A need for a free people
Today, Wednesday, Feb. 19, marks the 78th anniversary of President Franklin D. Roosevelt signing into law Executive Order 9066.
It allowed the United States, the bastion of freedom for the entire world, to lock up and send over 120,000 people of Japanese descent, most of whom were U.S. citizens, to confinement camps spread across many states, including our own.
And what was their crime? They were Japanese — a proud people. It was an ugly chapter in our country’s history, and it was made uglier when the U.S. Supreme Court said it was OK.

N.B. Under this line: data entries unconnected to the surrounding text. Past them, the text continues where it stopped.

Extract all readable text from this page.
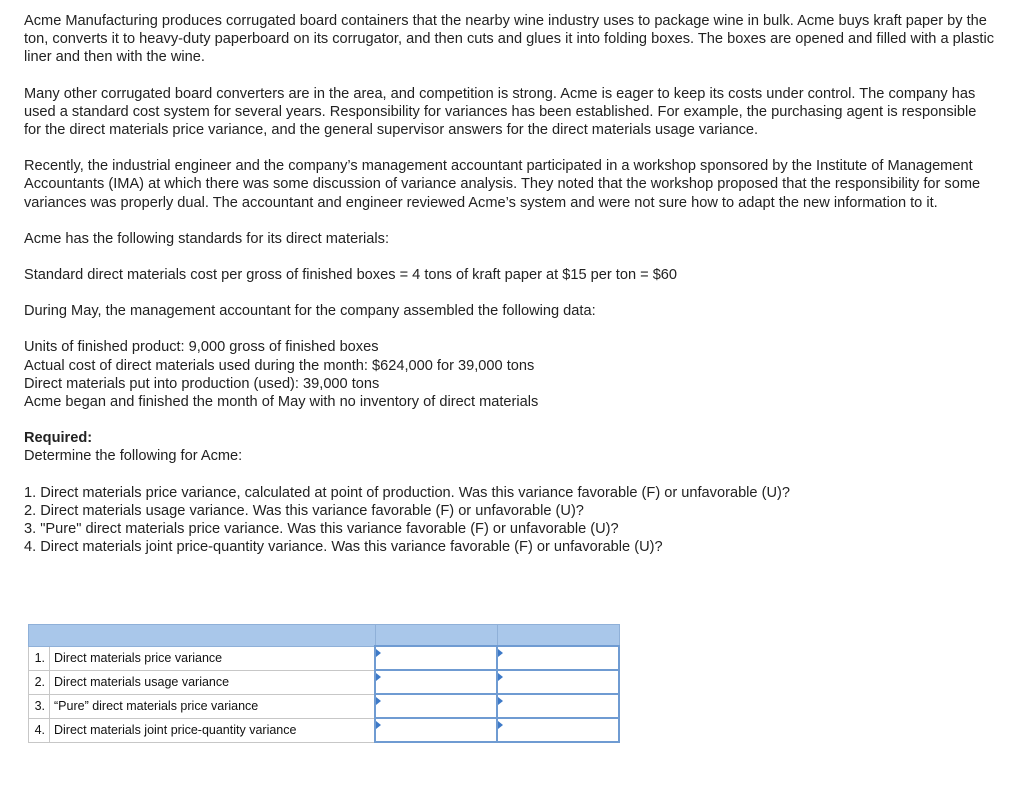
Acme Manufacturing produces corrugated board containers that the nearby wine industry uses to package wine in bulk. Acme buys kraft paper by the ton, converts it to heavy-duty paperboard on its corrugator, and then cuts and glues it into folding boxes. The boxes are opened and filled with a plastic liner and then with the wine.

Many other corrugated board converters are in the area, and competition is strong. Acme is eager to keep its costs under control. The company has used a standard cost system for several years. Responsibility for variances has been established. For example, the purchasing agent is responsible for the direct materials price variance, and the general supervisor answers for the direct materials usage variance.

Recently, the industrial engineer and the company’s management accountant participated in a workshop sponsored by the Institute of Management Accountants (IMA) at which there was some discussion of variance analysis. They noted that the workshop proposed that the responsibility for some variances was properly dual. The accountant and engineer reviewed Acme’s system and were not sure how to adapt the new information to it.

Acme has the following standards for its direct materials:

Standard direct materials cost per gross of finished boxes = 4 tons of kraft paper at $15 per ton = $60

During May, the management accountant for the company assembled the following data:

Units of finished product: 9,000 gross of finished boxes

Actual cost of direct materials used during the month: $624,000 for 39,000 tons

Direct materials put into production (used): 39,000 tons

Acme began and finished the month of May with no inventory of direct materials

Required:

Determine the following for Acme:

1. Direct materials price variance, calculated at point of production. Was this variance favorable (F) or unfavorable (U)?

2. Direct materials usage variance. Was this variance favorable (F) or unfavorable (U)?

3. "Pure" direct materials price variance. Was this variance favorable (F) or unfavorable (U)?

4. Direct materials joint price-quantity variance. Was this variance favorable (F) or unfavorable (U)?

1.	Direct materials price variance	

2.	Direct materials usage variance	

3.	“Pure” direct materials price variance	

4.	Direct materials joint price-quantity variance	
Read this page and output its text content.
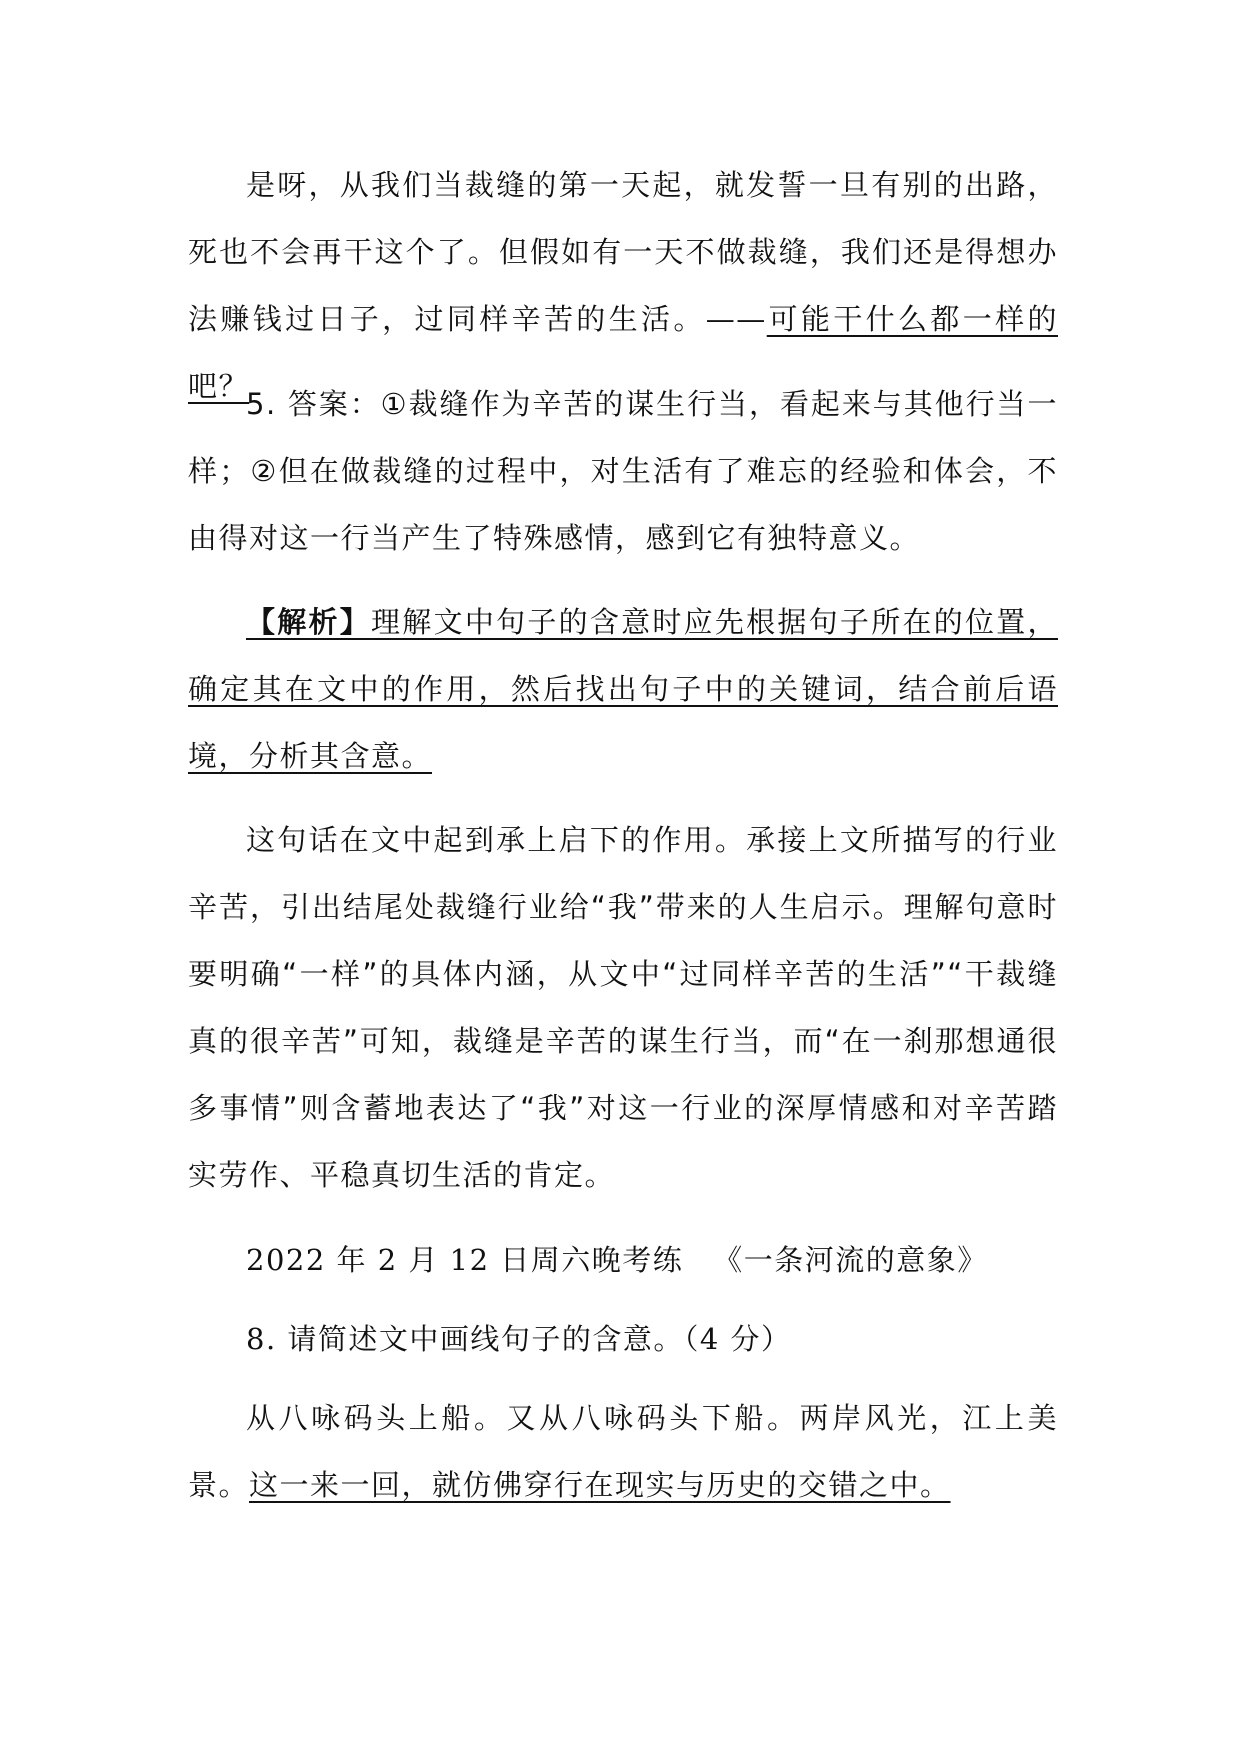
是呀，从我们当裁缝的第一天起，就发誓一旦有别的出路，死也不会再干这个了。但假如有一天不做裁缝，我们还是得想办法赚钱过日子，过同样辛苦的生活。——可能干什么都一样的吧？

5. 答案：①裁缝作为辛苦的谋生行当，看起来与其他行当一样；②但在做裁缝的过程中，对生活有了难忘的经验和体会，不由得对这一行当产生了特殊感情，感到它有独特意义。

【解析】理解文中句子的含意时应先根据句子所在的位置，确定其在文中的作用，然后找出句子中的关键词，结合前后语境，分析其含意。

这句话在文中起到承上启下的作用。承接上文所描写的行业辛苦，引出结尾处裁缝行业给“我”带来的人生启示。理解句意时要明确“一样”的具体内涵，从文中“过同样辛苦的生活”“干裁缝真的很辛苦”可知，裁缝是辛苦的谋生行当，而“在一刹那想通很多事情”则含蓄地表达了“我”对这一行业的深厚情感和对辛苦踏实劳作、平稳真切生活的肯定。

2022 年 2 月 12 日周六晚考练 《一条河流的意象》

8. 请简述文中画线句子的含意。（4 分）

从八咏码头上船。又从八咏码头下船。两岸风光，江上美景。这一来一回，就仿佛穿行在现实与历史的交错之中。
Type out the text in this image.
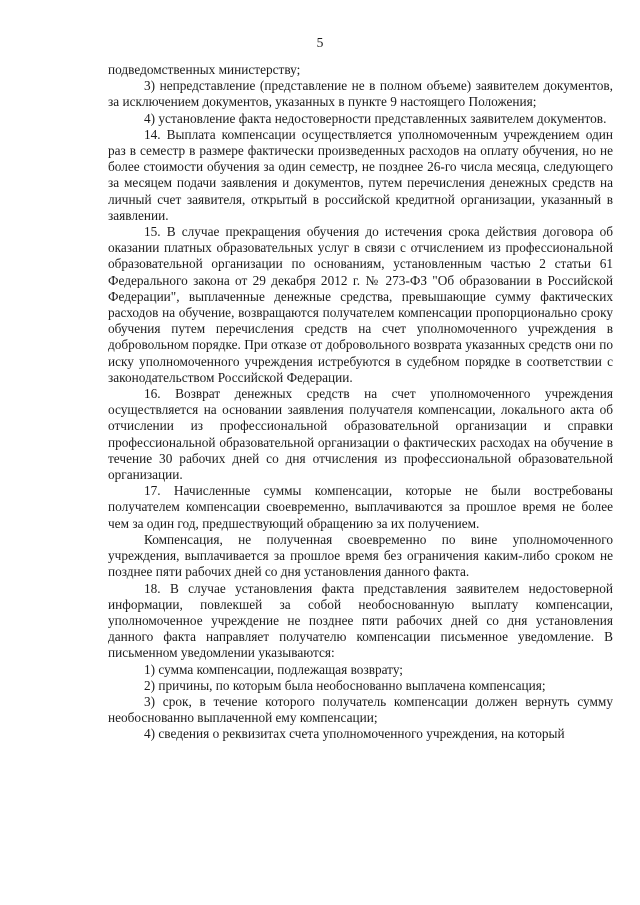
5

подведомственных министерству;

3) непредставление (представление не в полном объеме) заявителем документов, за исключением документов, указанных в пункте 9 настоящего Положения;

4) установление факта недостоверности представленных заявителем документов.

14. Выплата компенсации осуществляется уполномоченным учреждением один раз в семестр в размере фактически произведенных расходов на оплату обучения, но не более стоимости обучения за один семестр, не позднее 26-го числа месяца, следующего за месяцем подачи заявления и документов, путем перечисления денежных средств на личный счет заявителя, открытый в российской кредитной организации, указанный в заявлении.

15. В случае прекращения обучения до истечения срока действия договора об оказании платных образовательных услуг в связи с отчислением из профессиональной образовательной организации по основаниям, установленным частью 2 статьи 61 Федерального закона от 29 декабря 2012 г. № 273-ФЗ "Об образовании в Российской Федерации", выплаченные денежные средства, превышающие сумму фактических расходов на обучение, возвращаются получателем компенсации пропорционально сроку обучения путем перечисления средств на счет уполномоченного учреждения в добровольном порядке. При отказе от добровольного возврата указанных средств они по иску уполномоченного учреждения истребуются в судебном порядке в соответствии с законодательством Российской Федерации.

16. Возврат денежных средств на счет уполномоченного учреждения осуществляется на основании заявления получателя компенсации, локального акта об отчислении из профессиональной образовательной организации и справки профессиональной образовательной организации о фактических расходах на обучение в течение 30 рабочих дней со дня отчисления из профессиональной образовательной организации.

17. Начисленные суммы компенсации, которые не были востребованы получателем компенсации своевременно, выплачиваются за прошлое время не более чем за один год, предшествующий обращению за их получением.

Компенсация, не полученная своевременно по вине уполномоченного учреждения, выплачивается за прошлое время без ограничения каким-либо сроком не позднее пяти рабочих дней со дня установления данного факта.

18. В случае установления факта представления заявителем недостоверной информации, повлекшей за собой необоснованную выплату компенсации, уполномоченное учреждение не позднее пяти рабочих дней со дня установления данного факта направляет получателю компенсации письменное уведомление. В письменном уведомлении указываются:

1) сумма компенсации, подлежащая возврату;

2) причины, по которым была необоснованно выплачена компенсация;

3) срок, в течение которого получатель компенсации должен вернуть сумму необоснованно выплаченной ему компенсации;

4) сведения о реквизитах счета уполномоченного учреждения, на который
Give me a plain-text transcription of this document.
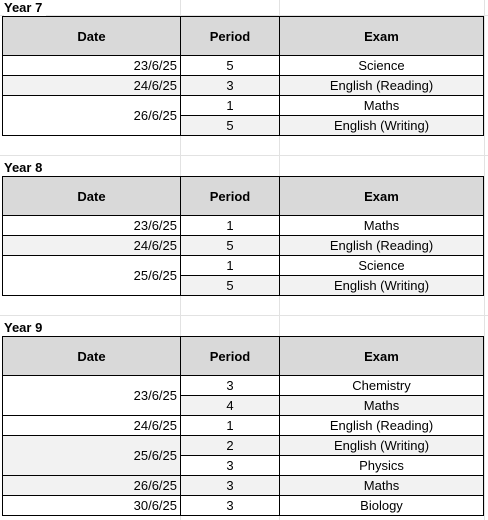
Year 7
Date	Period	Exam
23/6/25	5	Science
24/6/25	3	English (Reading)
26/6/25	1	Maths
	5	English (Writing)
Year 8
Date	Period	Exam
23/6/25	1	Maths
24/6/25	5	English (Reading)
25/6/25	1	Science
	5	English (Writing)
Year 9
Date	Period	Exam
23/6/25	3	Chemistry
	4	Maths
24/6/25	1	English (Reading)
25/6/25	2	English (Writing)
	3	Physics
26/6/25	3	Maths
30/6/25	3	Biology
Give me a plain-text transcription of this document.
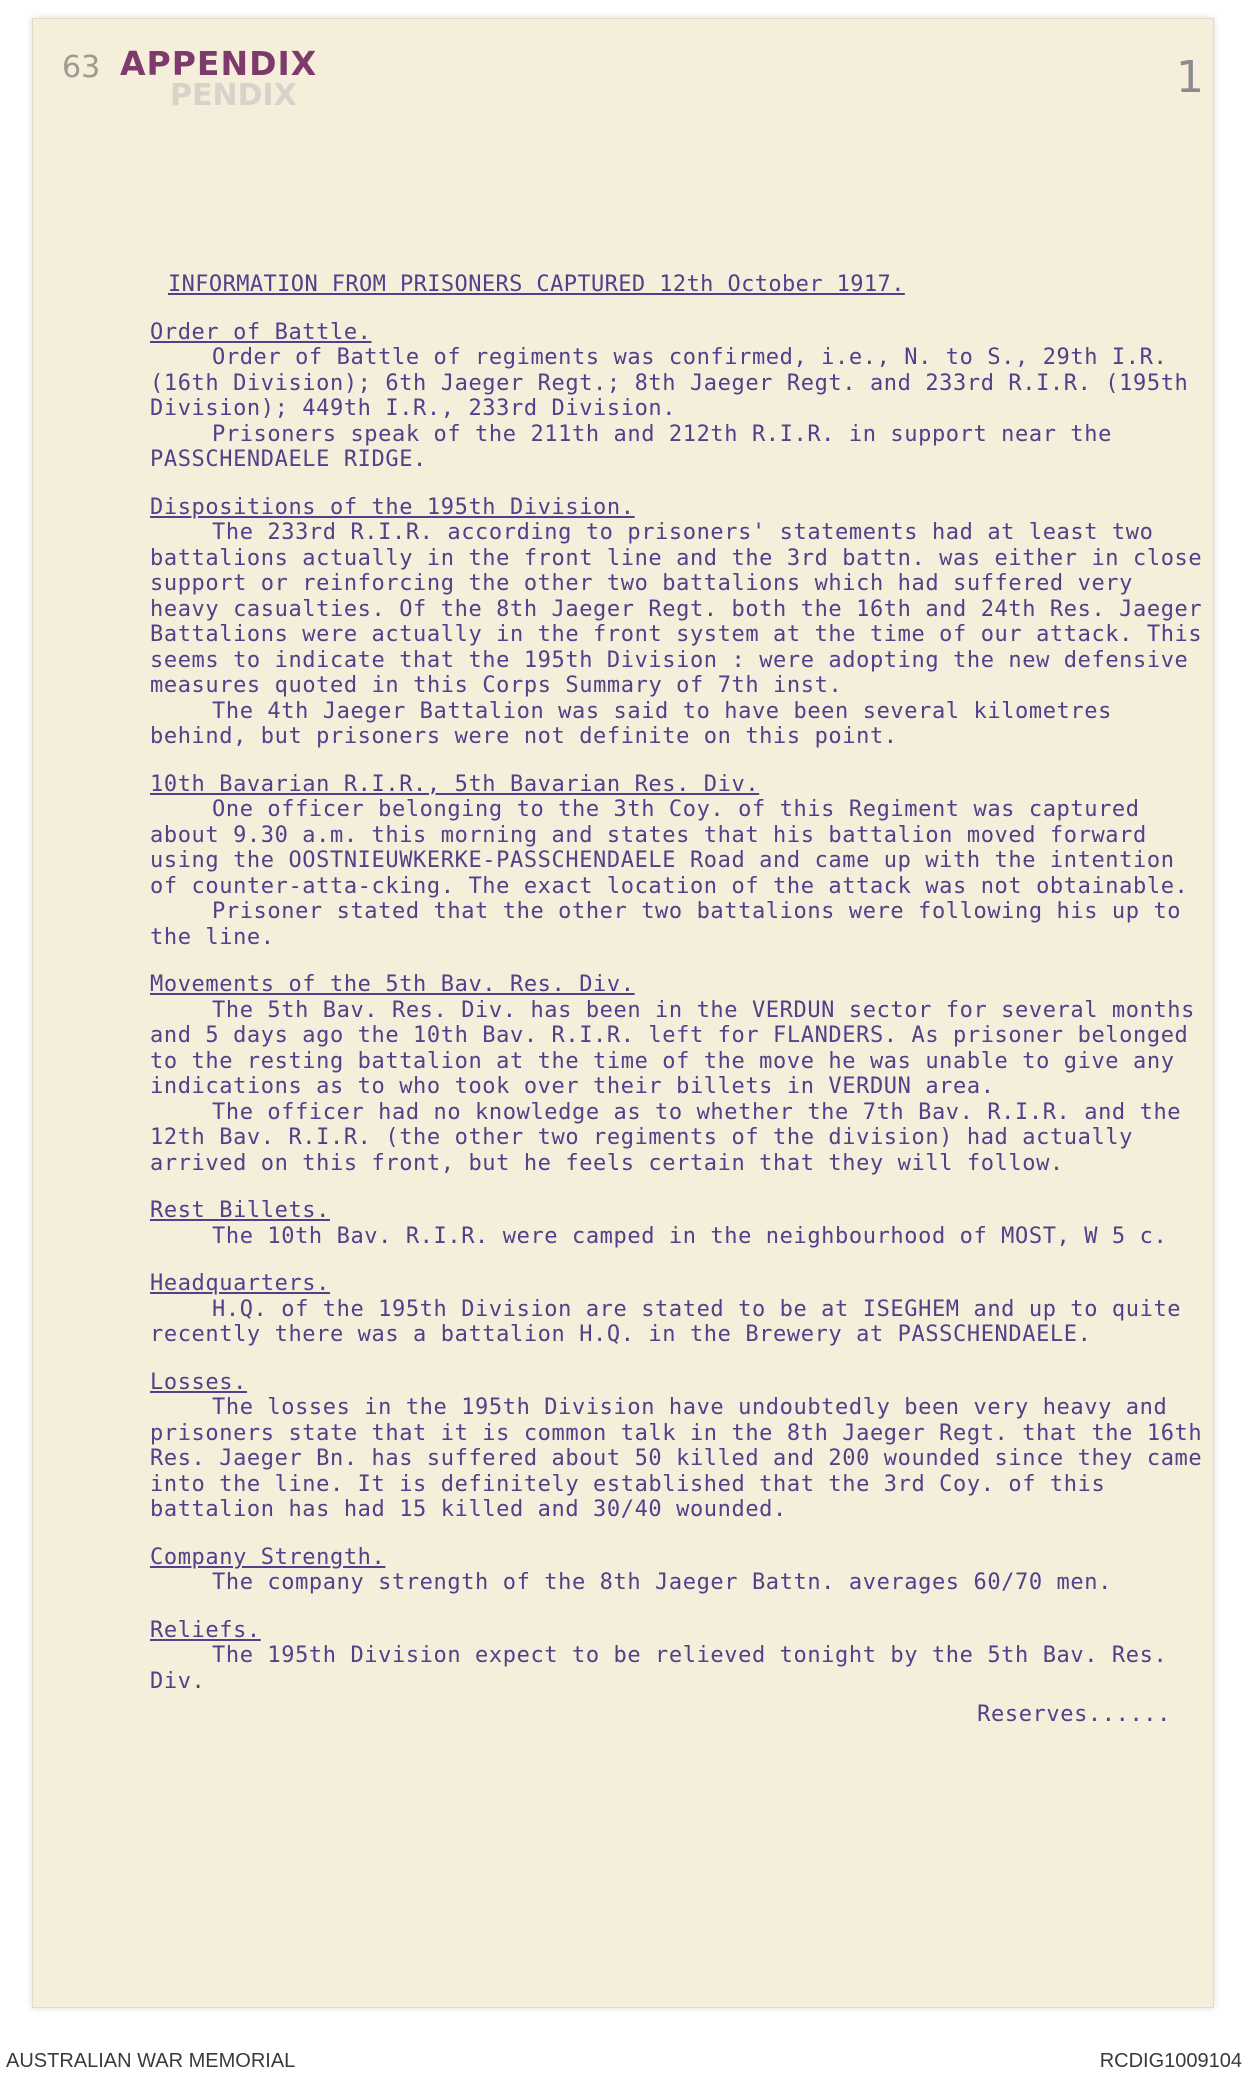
63 APPENDIX
PENDIX	1
INFORMATION FROM PRISONERS CAPTURED 12th October 1917.
Order of Battle.
Order of Battle of regiments was confirmed, i.e., N. to S., 29th I.R. (16th Division); 6th Jaeger Regt.; 8th Jaeger Regt. and 233rd R.I.R. (195th Division); 449th I.R., 233rd Division.
Prisoners speak of the 211th and 212th R.I.R. in support near the PASSCHENDAELE RIDGE.
Dispositions of the 195th Division.
The 233rd R.I.R. according to prisoners' statements had at least two battalions actually in the front line and the 3rd battn. was either in close support or reinforcing the other two battalions which had suffered very heavy casualties. Of the 8th Jaeger Regt. both the 16th and 24th Res. Jaeger Battalions were actually in the front system at the time of our attack. This seems to indicate that the 195th Division : were adopting the new defensive measures quoted in this Corps Summary of 7th inst.
The 4th Jaeger Battalion was said to have been several kilometres behind, but prisoners were not definite on this point.
10th Bavarian R.I.R., 5th Bavarian Res. Div.
One officer belonging to the 3th Coy. of this Regiment was captured about 9.30 a.m. this morning and states that his battalion moved forward using the OOSTNIEUWKERKE-PASSCHENDAELE Road and came up with the intention of counter-atta-cking. The exact location of the attack was not obtainable.
Prisoner stated that the other two battalions were following his up to the line.
Movements of the 5th Bav. Res. Div.
The 5th Bav. Res. Div. has been in the VERDUN sector for several months and 5 days ago the 10th Bav. R.I.R. left for FLANDERS. As prisoner belonged to the resting battalion at the time of the move he was unable to give any indications as to who took over their billets in VERDUN area.
The officer had no knowledge as to whether the 7th Bav. R.I.R. and the 12th Bav. R.I.R. (the other two regiments of the division) had actually arrived on this front, but he feels certain that they will follow.
Rest Billets.
The 10th Bav. R.I.R. were camped in the neighbourhood of MOST, W 5 c.
Headquarters.
H.Q. of the 195th Division are stated to be at ISEGHEM and up to quite recently there was a battalion H.Q. in the Brewery at PASSCHENDAELE.
Losses.
The losses in the 195th Division have undoubtedly been very heavy and prisoners state that it is common talk in the 8th Jaeger Regt. that the 16th Res. Jaeger Bn. has suffered about 50 killed and 200 wounded since they came into the line. It is definitely established that the 3rd Coy. of this battalion has had 15 killed and 30/40 wounded.
Company Strength.
The company strength of the 8th Jaeger Battn. averages 60/70 men.
Reliefs.
The 195th Division expect to be relieved tonight by the 5th Bav. Res. Div.
Reserves......
AUSTRALIAN WAR MEMORIAL	RCDIG1009104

On Monday, West Hawaii Today ran an editorial about the absolute need for a free press. I would argue that there is an absolute need in these crazy times for a free people … a people free to express their opinions without backlash or punishment and a people free to peacefully protest for the protection of their way of life and their religion. Think Maunakea.
Sean Gallagher
Waikoloa
Make it easy to do the right thing
Please help me understand. We all want to protect our environment from pollution, and most of us want to do the right thing. Then why is is so difficult for residents and visitors to recycle their plastic bottles and containers when they’re finished with them?
I was at a community festival and there were no recycle bins anywhere — and trash bins were full of recyclable bottles, bags, wrappers and food containers.
The same pattern is repeated along our busy streets and at shopping centers — plenty of trash cans but no recycle bins
Why not make it easy to do the right thing, reduce pollution and clean up our towns? Surely this is easy to do and costs little.
Joe LaCugna
Kailua-Kona
What’s the compromise?
Mayor Harry Kim is asking TMT for another two-month extension in hopes of a compromise. For what? TMT wants to build, which it has a legal right to do, and the protesters don’t want anything built. What possible compromise could there be? Ridiculous.
Jim Lomonaco
Kailua-Kona
We should be grateful
to President Trump
Although I am in no way a Donald Trump supporter, there are certain things for which we should be grateful to the president.
Before the Trump administration, we were not aware that:
1. The absolute power of clemency and pardon is susceptible to use for obviously guilty criminals and cronies.
2. Much of the Constitution’s power to restrain abuses rests solely on the exercise of good faith by all parties.
3. The absence of any sense of shame by an officeholder makes us all vulnerable to whim and fiat.
4. Rules against nepotism no longer apply to the executive branch.
5. When the Senate majority is of the same party as the president, the threat of possible impeachment can be nil.
6. The idea of presidential decorum is now simply quaint.
7. The president and his cabinet can function as a conspiracy.
8. Politics is too important in this republic to be left to the politicians.
9. Money cannot buy decency.
10. Rage and chaos can completely disrupt our public discourse.
11. Presidential immunity to lawsuits can be used to shield arrogant and self-righteous behavior.
12. Four years is too long in this fast-moving world for the voters to correct an obvious and egregious error.
Without Trump, we all thought so much better of ourselves and our government. Now we can see the bottom.